Domestic team information
- 1872/73–1877/78: Tasmania

Career statistics
| Competition | First-class |
| Matches | 2 |
| Runs scored | 73 |
| Batting average | 18.25 |
| 100s/50s | 0/0 |
| Top score | 27 |
| Balls bowled | 213 |
| Wickets | 5 |
| Bowling average | 18.20 |
| 5 wickets in innings | 0 |
| 10 wickets in match | 0 |
| Best bowling | 3/20 |
| Catches/stumpings | 3/1 |
- Source: CricketArchive, 2 February 2016

= William Walker (Australian cricketer) =

English-born Australian cricketer

William Holden Walker (16 December 1835 – 14 June 1886) was an English-born Australian cricketer. As captain of the Tasmanian cricket team, Walker was one of Tasmania's leading cricketers of his time. Known for his all-round capabilities, he was a right-handed batsman and an underarm bowler, as well as keeping wicket. Walker was named in the Cricket Tasmania Premier League's "Team of the Decade" for the decade spanning 1866–67 to 1875–76.

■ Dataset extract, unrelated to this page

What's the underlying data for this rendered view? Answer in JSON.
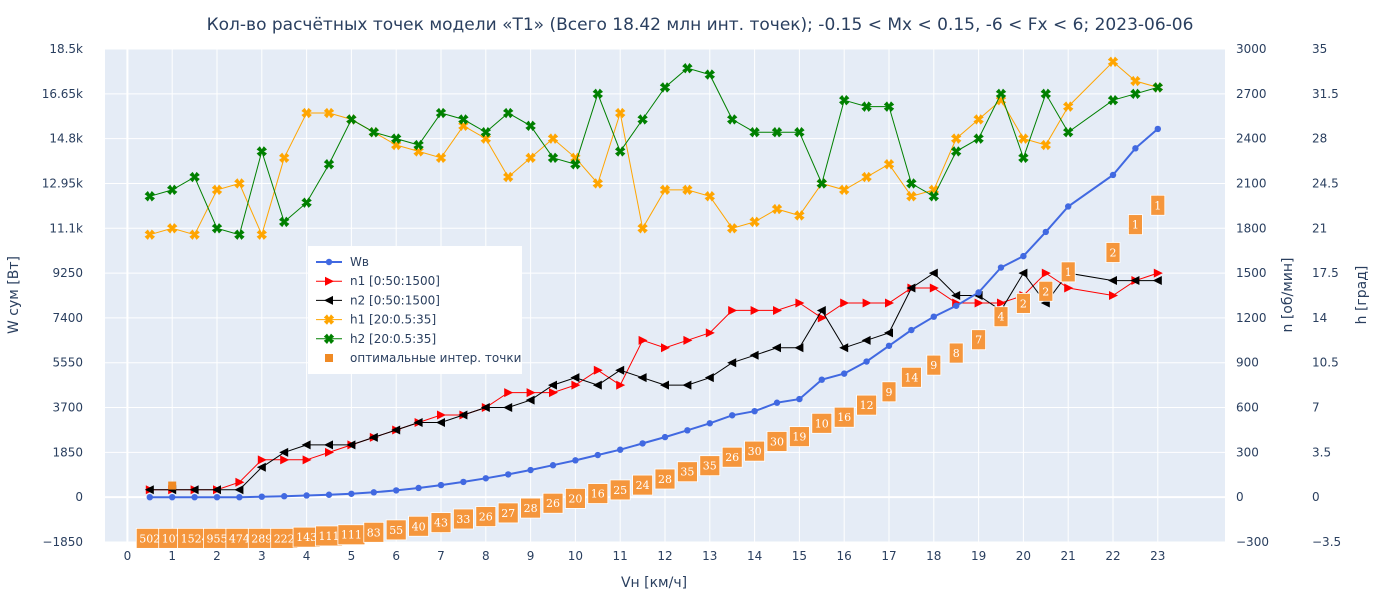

==Early life and professional career==
Walker was born in Islington, London in 1835, the son of Holden and Mary Waldegrave Walker. During his early years in England, when Walker started playing cricket, his team came to be known as the Walker team. From England, Walker moved to Tasmania in 1859, and then to Launceston in 1862, where he became an employee of the soliciting firm Messrs Douglas & Collins. In 1866, he became the Council Clerk and Clerk of Petty Sessions for the town of Fingal. Subsequently, he was employed with solicitors Messrs Gill and Ball, Messrs Dobson and Mitchell and later became an accountant at Messrs Elliston and Featherstone.

==Cricketing career==
Walker was a right-handed batsman and right-arm underarm bowler. One of Tasmania's leading cricketers of his time, his score of 60 in an 1860 North versus South Tasmania game set a record of being the highest individual score in such matches. In his profile of Walker for ESPNcricinfo, the sports writer Thomas Rose said: "He impressed in representative games and was often the shining light of a rather dismal Tasmanian side..."

After moving to Launceston, Walker made cricket famous in the city, captaining the Northern Tasmania cricket team. During the 1860s and 1870s, Walker also played for two clubs – Derwent and Wellington – under the then Tasmanian Cricket Association, standing out by scoring a century in one of his appearances.

Walker's first-class cricketing career spanned six years, from 1872 to 1878. He played two first-class cricket matches as captain of the Tasmanian cricket team during that period, scoring 73 runs and taking five wickets. During Cricket Tasmania's 150th anniversary celebrations, Walker was named as a member of the Cricket Tasmania Premier League's Team of the Decade for the decade 1866/67 – 1875/76 for having scored one of the only two centuries in Tasmania by any cricketer for the decade 1866 – 1875.

Walker took 60 wickets in the 1875–76 domestic season at an average of 8.47 runs per wicket, the best for all bowlers of the season. Walker was also a highly skilled wicket-keeper. Despite his all-round capabilities, Walker was best recognised and remembered for his impressive contributions as an inspirational captain, coming out as the best player in many matches irrespective of his team's performance.

==Death==
At the age of 50, after suffering from a short illness, Walker died on 14 June 1886, at Pressland House, Hobart, Tasmania, with his funeral being held two days later. The Mercury wrote in its obituary on 15 June 1886: "Cricketers will learn with regret of the death, after a very short illness, of Mr. William Holden Walker, one of the oldest votaries of this thoroughly English game in the colony... Mr. Walker, who previous to his departure from England, was a member of the well-known Walker Team, brought cricketing into great prominence in Launceston... His efforts in the cause of cricket are so well known that they require no comment, but his sudden demise will cause a pang among the many friends who admired his genial and gentlemanly temperament."

Around a month after his death, on 13 July 1886, an amount of £590 from his estate was issued over as probate.